Em Taguatinga, gestão com a comunidade virou estratégia

Os primeiros meses de Zé Humberto à frente de Taguatinga foram descritos por ele como um choque entre a velocidade da iniciativa privada e os procedimentos do poder público

Foto: Renato Oliveira.

A saída encontrada foi ampliar a participação comunitária.

“Eu não esperei governo. Fiz uma gestão com a comunidade.
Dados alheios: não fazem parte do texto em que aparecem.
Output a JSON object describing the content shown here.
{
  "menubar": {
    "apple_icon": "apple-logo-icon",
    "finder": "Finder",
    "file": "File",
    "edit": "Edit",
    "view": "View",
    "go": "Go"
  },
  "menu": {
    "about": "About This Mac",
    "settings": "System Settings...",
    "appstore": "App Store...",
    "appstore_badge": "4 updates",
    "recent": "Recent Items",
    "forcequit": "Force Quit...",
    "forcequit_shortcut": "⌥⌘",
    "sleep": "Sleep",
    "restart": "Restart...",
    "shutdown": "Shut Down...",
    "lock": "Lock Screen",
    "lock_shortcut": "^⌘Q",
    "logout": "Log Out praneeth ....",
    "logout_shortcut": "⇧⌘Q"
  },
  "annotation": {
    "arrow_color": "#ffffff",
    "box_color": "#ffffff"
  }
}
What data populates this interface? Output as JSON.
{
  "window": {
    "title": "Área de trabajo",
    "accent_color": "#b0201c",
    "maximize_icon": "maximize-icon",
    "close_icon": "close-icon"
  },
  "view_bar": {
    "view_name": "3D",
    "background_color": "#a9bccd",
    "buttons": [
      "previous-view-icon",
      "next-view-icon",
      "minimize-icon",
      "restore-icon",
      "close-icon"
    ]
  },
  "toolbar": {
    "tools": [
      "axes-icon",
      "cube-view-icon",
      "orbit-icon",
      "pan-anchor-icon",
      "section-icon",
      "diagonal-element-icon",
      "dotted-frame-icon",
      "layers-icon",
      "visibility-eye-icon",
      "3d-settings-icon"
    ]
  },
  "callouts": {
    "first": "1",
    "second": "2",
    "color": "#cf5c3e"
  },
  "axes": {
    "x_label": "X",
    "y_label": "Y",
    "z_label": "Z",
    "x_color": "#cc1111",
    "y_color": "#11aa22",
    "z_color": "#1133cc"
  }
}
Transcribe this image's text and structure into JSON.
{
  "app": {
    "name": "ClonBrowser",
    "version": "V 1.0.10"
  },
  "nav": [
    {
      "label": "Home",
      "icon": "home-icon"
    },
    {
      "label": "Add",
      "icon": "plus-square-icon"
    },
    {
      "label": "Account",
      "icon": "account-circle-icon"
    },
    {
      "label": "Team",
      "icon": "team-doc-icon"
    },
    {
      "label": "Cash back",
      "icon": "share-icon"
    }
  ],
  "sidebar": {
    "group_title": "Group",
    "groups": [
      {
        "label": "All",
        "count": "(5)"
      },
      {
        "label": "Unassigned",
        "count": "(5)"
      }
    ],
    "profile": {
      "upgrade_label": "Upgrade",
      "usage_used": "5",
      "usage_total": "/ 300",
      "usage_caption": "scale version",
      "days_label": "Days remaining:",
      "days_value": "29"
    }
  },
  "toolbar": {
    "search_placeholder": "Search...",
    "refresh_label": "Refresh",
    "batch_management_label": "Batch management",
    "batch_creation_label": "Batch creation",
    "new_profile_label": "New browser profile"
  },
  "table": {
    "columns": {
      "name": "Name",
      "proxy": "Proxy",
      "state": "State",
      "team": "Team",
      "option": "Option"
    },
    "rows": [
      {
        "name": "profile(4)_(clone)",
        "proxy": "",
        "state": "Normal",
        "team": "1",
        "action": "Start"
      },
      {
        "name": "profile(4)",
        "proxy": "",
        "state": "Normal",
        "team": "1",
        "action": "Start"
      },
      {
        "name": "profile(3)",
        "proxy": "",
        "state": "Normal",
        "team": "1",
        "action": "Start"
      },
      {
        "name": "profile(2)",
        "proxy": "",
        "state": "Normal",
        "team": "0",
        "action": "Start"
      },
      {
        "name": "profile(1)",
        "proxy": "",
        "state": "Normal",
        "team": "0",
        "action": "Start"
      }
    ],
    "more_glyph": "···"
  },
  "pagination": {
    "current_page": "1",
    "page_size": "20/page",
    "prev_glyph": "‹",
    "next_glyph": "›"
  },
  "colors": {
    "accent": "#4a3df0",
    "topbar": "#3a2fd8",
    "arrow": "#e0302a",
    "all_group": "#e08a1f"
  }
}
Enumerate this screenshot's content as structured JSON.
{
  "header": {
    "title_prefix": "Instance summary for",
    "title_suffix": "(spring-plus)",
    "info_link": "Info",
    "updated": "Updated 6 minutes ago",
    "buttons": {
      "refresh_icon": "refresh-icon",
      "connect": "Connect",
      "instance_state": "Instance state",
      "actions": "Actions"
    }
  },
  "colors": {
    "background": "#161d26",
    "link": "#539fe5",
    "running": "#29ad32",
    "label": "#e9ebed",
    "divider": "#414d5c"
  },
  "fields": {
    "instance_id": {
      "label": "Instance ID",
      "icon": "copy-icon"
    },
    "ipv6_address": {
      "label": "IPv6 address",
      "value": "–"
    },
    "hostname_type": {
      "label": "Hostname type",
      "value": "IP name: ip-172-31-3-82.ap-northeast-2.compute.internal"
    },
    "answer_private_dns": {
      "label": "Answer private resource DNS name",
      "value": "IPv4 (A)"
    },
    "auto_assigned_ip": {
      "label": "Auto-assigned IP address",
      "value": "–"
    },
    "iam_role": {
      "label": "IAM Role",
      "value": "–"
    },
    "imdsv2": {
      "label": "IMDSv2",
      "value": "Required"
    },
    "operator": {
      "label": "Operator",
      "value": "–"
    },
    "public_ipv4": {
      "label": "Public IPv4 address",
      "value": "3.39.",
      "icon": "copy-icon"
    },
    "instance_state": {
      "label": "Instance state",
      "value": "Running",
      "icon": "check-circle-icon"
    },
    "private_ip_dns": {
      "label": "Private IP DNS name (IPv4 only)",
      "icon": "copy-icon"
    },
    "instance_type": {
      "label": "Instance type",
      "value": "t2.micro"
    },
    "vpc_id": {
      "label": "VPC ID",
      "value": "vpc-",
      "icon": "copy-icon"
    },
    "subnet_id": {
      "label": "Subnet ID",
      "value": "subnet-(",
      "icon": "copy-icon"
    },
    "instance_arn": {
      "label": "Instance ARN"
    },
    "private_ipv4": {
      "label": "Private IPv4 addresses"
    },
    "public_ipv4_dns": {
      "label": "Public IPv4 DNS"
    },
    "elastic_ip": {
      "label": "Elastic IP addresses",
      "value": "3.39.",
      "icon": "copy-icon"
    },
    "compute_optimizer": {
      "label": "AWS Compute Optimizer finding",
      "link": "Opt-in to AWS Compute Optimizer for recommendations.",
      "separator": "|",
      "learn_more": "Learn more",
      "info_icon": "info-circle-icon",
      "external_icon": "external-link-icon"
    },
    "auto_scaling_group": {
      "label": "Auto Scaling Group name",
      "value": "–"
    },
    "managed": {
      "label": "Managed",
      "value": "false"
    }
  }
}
Ali eu aprendi a fazer gestão pública”, afirmou.

Segundo o ex-administrador, empresários, representantes da cultura e moradores passaram a ser chamados para discutir intervenções na cidade. A mobilização ganhou o lema “Quem ama cuida” e incluiu ações de zeladoria urbana.

A estratégia reapareceria anos depois em iniciativas do GDF baseadas na integração de órgãos públicos, administrações regionais e comunidade.

 Em 2021, a então administradora do Sudoeste/Octogonal, Tereza Canal, classificou Zé Humberto como “nosso colaborador sempre” ao comentar parceria entre a administração e programas do GDF.

No comércio, o então presidente do Sindivarejista, Edson Castro, também relatou diálogo com o secretário para discutir a reabertura do trânsito na W3 Sul durante o período natalino de 2021.

Os episódios reforçam um elemento recorrente da trajetória apresentada na entrevista: a preferência pela negociação direta com diferentes setores para tentar destravar demandas locais.